Ironically, the Indonesian journalists have access to documents at Ohio University that are unavailable in their home country. Alden Library has an extensive Southeast Asian Collection, and the university is designated as a Southeast Asian Studies National Resource Center.
"We use the same paradigm (as American TV journalists): footage first, perspective later," Laksono said. But he agrees with Rogus' assessment that journalists should not amplify conflict through their coverage. "Journalists should have nothing to do with nationality or national identity. Our universal language is humanity."
Laksono will intern at WHIO in Dayton, where he plans to work on stories about gun rights and the 911 emergency response system.
"The people we have here in this group, many of them are getting toward the mid-career professional (stage)," said David Mould, associate dean of the Scripps College. "They're not just journalists themselves, but (they are going) to train younger journalists because to be frank, most universities in these countries are doing a terrible job."

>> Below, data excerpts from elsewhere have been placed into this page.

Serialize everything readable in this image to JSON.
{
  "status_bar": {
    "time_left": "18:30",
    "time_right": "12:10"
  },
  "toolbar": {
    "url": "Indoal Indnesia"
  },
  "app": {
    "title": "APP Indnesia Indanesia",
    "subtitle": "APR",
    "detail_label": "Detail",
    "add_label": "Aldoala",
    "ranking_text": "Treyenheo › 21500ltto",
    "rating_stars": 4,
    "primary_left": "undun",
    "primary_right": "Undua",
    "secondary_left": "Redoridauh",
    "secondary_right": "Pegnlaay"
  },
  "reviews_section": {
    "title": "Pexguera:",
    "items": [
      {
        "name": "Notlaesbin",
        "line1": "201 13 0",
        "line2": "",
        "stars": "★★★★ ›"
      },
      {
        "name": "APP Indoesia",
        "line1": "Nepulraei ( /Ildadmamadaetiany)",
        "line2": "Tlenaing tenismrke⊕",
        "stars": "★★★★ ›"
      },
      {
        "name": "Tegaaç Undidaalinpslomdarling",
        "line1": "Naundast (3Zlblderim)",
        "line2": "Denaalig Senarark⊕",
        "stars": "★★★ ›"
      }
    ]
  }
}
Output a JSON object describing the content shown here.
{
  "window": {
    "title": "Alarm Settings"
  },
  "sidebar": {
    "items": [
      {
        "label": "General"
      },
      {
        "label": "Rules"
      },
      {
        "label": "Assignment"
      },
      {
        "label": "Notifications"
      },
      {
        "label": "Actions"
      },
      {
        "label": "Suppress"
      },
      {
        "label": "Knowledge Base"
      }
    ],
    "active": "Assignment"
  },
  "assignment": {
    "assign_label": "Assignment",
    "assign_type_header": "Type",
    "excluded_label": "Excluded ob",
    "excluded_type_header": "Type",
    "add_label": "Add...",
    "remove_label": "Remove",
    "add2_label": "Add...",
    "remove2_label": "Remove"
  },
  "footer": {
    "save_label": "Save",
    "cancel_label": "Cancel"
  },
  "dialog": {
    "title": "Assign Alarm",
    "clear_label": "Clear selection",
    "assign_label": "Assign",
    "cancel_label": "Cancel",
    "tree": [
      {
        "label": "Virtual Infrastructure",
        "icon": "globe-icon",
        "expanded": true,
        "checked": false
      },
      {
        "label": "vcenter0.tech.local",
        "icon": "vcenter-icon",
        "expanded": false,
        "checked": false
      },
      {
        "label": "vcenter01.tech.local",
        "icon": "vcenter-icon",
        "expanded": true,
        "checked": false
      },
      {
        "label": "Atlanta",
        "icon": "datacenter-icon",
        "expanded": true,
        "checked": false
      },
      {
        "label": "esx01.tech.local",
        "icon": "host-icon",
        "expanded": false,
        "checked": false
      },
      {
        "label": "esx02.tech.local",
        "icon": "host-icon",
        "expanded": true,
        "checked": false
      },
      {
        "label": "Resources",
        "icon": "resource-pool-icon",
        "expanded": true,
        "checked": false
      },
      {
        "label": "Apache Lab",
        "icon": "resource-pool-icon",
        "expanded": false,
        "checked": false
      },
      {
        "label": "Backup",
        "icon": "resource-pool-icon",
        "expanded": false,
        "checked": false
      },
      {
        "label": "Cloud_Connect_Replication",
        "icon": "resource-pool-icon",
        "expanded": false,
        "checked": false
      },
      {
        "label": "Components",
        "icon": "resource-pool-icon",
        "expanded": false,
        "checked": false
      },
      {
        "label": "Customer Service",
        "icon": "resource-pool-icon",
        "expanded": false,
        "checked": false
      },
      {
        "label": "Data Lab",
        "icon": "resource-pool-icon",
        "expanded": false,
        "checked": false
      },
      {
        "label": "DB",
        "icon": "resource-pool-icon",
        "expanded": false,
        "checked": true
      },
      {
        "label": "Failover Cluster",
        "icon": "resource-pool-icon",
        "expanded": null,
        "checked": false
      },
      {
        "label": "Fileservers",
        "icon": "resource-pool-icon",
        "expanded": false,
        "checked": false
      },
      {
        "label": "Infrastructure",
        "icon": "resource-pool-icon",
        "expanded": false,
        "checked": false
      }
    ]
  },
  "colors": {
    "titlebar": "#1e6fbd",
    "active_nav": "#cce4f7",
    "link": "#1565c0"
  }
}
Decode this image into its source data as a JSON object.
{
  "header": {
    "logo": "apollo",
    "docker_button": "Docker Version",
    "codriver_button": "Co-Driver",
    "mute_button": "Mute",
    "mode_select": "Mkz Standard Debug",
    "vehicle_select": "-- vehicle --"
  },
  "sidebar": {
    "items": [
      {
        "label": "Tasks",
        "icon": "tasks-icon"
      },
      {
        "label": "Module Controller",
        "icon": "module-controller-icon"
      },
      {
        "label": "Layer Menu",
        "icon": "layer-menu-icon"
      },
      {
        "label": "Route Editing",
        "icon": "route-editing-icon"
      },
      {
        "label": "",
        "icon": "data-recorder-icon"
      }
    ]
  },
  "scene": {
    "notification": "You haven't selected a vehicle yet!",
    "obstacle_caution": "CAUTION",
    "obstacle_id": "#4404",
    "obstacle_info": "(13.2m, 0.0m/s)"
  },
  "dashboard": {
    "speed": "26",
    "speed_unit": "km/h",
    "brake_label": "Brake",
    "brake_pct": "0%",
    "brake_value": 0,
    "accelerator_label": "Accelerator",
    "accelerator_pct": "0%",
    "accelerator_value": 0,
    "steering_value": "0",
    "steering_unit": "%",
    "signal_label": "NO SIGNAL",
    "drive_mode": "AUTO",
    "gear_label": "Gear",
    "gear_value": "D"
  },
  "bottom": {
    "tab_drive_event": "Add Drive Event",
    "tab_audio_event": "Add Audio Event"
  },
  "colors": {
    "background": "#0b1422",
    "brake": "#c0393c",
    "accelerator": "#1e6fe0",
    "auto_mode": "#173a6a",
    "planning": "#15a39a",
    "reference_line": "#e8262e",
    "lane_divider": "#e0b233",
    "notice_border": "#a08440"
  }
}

Scripps has stepped forward to train journalists in other nations as well. For example, the Ohio University Institute for Telecommunications Studies is partnering with the National University of Kyiv in Ukraine to develop a multimedia production program. Also funded by the U.S. State Department, the program is developing state-of-the-art production facilities and academic offerings in television, documentary and media production.
"Journalists around the world struggle and sacrifice, even their lives ... to just tell the truth," Rogus said. "I think it inspires us to keep fighting for our freedoms as journalists."